The condition of the record here on the value of the assets frequently occurs when experts on opposite sides testify on the point. The use of the figure of $243,592.28 by petitioner in computing income for 12 consecutive years is entitled to considerable weight, particularly because the values considered as cost were fixed and followed at times when the present loss deduction question was not present. It is only in rare instances that the value of property can be determined with great degree of certainty on the result. The situation here is such that no opinion can be more than an estimate, and no estimate is worth any more than its basis. As we have pointed out, the opinions relied upon here lack a firm foundation and are faulty for that reason.
That the water*272 rights had value is shown by the interest the Duke Power Company had in the acquisition of the site by a wholly-owned subsidiary, and the uninterrupted use by petitioner of the power producing facilities for 16 years. That the Duke Power Company was aware of the cost to petitioner of electrical energy to operate the mill is obvious. The use of the facilities for power for the mill infers that such operation was less costly than purchased energy until 1945.

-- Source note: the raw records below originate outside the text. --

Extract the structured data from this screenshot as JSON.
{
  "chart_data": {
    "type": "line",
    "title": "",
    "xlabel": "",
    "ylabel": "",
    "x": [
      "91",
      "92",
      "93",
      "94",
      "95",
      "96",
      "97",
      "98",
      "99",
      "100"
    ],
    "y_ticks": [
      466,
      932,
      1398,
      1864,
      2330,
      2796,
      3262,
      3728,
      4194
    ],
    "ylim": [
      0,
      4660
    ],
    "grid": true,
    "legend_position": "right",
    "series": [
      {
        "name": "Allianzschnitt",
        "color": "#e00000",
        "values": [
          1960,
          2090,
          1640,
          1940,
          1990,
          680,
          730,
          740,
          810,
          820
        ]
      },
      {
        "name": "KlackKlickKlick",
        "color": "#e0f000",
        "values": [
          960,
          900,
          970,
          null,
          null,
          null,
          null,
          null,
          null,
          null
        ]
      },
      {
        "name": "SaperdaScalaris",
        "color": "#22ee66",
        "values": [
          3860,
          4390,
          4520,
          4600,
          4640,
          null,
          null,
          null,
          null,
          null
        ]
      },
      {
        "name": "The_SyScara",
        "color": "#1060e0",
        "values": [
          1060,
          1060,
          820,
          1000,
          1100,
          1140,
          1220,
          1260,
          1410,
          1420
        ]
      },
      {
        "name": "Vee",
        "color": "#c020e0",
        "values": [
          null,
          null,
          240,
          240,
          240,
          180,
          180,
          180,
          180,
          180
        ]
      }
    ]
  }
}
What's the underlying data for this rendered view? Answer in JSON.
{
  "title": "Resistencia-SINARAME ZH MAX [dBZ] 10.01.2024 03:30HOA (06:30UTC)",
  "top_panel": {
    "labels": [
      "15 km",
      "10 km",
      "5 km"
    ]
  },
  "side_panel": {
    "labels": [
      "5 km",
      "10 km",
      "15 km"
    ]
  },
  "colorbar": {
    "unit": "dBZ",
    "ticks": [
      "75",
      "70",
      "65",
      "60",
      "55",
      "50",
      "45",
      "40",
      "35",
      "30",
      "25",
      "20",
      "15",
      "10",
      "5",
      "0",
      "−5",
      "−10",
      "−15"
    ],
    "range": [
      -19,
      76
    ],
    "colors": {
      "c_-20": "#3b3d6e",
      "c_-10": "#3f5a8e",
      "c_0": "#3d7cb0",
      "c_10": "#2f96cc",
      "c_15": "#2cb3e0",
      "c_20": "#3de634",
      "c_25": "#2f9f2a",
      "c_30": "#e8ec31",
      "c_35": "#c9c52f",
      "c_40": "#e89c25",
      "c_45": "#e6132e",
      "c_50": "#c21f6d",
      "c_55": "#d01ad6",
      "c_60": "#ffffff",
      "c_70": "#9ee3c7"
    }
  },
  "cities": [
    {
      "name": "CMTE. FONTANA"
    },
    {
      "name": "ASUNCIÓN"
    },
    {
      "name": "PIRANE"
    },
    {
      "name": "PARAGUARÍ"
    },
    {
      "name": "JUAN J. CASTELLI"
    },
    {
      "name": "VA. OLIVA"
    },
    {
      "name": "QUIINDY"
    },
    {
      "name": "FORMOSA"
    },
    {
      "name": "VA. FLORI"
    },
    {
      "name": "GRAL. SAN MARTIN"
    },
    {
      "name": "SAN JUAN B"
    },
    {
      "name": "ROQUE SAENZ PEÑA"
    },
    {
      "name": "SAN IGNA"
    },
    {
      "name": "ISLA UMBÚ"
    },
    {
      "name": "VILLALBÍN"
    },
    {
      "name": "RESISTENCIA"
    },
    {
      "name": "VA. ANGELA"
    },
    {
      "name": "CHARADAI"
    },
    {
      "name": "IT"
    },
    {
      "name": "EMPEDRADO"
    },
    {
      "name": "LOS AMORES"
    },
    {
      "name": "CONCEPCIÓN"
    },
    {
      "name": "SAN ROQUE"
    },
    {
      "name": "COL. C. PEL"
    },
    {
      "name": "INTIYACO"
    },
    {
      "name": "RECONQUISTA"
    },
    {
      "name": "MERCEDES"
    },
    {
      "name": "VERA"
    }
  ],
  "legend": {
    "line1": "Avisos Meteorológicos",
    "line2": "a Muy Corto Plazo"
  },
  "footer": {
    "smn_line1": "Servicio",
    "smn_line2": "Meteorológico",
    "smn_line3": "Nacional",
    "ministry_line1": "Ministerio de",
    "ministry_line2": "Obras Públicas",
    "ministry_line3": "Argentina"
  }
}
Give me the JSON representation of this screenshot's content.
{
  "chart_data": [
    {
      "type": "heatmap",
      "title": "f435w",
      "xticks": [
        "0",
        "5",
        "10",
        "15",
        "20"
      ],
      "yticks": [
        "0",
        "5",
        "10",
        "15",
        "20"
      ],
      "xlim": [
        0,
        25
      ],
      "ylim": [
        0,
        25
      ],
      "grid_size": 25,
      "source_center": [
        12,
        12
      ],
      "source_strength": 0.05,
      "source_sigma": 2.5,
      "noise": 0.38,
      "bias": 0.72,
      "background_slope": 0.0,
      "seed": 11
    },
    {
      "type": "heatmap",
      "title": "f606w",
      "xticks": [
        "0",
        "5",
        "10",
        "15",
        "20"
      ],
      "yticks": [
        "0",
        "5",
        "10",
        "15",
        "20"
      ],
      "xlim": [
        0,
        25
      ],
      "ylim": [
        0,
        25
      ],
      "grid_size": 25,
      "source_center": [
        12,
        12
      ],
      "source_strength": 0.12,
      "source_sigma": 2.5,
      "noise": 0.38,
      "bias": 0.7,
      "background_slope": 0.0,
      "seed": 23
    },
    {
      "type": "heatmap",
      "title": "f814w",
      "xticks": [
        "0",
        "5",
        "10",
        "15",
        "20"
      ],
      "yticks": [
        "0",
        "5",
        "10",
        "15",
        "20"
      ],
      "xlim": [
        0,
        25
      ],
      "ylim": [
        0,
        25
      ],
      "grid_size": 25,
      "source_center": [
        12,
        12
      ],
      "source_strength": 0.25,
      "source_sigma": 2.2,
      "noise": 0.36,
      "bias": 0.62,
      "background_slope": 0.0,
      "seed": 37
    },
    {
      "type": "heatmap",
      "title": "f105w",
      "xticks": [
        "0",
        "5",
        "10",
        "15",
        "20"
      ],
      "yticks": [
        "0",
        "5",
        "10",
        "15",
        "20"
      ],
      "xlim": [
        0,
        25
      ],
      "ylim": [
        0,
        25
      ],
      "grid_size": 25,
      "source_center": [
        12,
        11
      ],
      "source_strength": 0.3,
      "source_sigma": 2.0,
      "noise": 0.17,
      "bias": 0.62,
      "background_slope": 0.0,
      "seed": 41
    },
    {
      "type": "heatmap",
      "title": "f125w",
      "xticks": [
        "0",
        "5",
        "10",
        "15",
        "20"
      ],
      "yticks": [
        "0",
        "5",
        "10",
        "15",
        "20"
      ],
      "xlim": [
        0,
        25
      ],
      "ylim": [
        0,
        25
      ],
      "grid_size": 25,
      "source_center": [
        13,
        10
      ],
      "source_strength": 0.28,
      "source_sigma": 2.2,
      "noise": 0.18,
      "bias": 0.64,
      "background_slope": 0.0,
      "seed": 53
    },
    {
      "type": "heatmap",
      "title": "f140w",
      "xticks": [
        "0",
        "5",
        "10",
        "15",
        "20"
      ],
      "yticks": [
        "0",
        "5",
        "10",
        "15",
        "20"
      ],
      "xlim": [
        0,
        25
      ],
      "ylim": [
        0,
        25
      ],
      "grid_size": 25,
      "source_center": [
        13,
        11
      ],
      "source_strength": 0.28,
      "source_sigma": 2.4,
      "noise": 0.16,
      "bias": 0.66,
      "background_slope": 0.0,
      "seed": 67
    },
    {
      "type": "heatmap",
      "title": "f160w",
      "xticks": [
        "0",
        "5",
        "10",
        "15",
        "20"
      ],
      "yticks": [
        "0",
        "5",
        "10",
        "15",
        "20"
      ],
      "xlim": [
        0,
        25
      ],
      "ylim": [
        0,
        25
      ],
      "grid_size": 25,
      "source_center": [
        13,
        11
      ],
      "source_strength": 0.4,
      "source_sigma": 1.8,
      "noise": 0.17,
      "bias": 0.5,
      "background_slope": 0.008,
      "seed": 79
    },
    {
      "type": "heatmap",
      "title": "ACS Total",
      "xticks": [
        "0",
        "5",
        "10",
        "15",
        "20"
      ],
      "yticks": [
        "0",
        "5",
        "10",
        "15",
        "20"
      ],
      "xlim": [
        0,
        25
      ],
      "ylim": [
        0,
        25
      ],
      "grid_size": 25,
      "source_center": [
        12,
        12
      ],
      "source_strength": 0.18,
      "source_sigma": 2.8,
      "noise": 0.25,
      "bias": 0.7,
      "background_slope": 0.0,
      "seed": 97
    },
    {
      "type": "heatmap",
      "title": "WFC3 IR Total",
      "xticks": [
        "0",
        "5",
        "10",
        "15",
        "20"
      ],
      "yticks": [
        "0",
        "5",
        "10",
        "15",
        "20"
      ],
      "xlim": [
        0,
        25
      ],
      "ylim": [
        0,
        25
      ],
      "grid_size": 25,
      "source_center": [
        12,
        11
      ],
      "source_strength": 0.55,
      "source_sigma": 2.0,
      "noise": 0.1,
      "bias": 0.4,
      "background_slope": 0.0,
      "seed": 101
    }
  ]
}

It is obvious from the discussion made of the evidence that the cost to petitioner for tax purposes of depreciable tangibles was somewhat in excess of the original figure. How much more can not be determined with absolute accuracy. Our duty is to do the best we can with the evidence presented. Exercising our best judgment in the matter, and considering all of the evidence and the record as a whole, we conclude that the various items of depreciable property had a cost to petitioner of 30 per cent in excess of the amounts set forth in the Bell appraisal.
The alternative issues advance two theories, both of which assume an allocation by respondent of the purchase price of water rights. Respondent accepted until 1945 the cost basis*273 claimed for depreciation purposes, and in 1945, when petitioner claimed a greater amount, he adjusted it to the original figure. The record is devoid of proof that the respondent actually allocated any part of the value of the two classes of property to the cost of water rights at any time.
Under the first theory petitioner would have us assign an amount for value of the water rights to the hydroelectric generating facilities and treat it as a loss on abandonment of the power plant in 1945, and under the second, allow all of the amount as a loss upon the ground that the water rights became worthless in 1945. Each theory assumes that the water rights are something separate and distinct from the land.
The parties stipulated that the hydraulic facilities became worthless, except for any salvage value, in 1945, and were abandoned. But there was no abandonment of the land or the water rights incident thereto. The right to use the riparian rights in the land continued after the hydraulic facilities were abandoned as worthless. Abandonment of the power plant means no more than that it was no longer profitable to so use the water rights. To conclude that the water rights became worthless*274 in 1945 we would have to ignore completely evidence in the record to the contrary.
Thus, assuming that the water rights can be separated from the land for loss purposes, without proof of worthlessness, as alleged, there is no ground for allowing any amount as a deduction for loss.
Decision will be entered under Rule 50.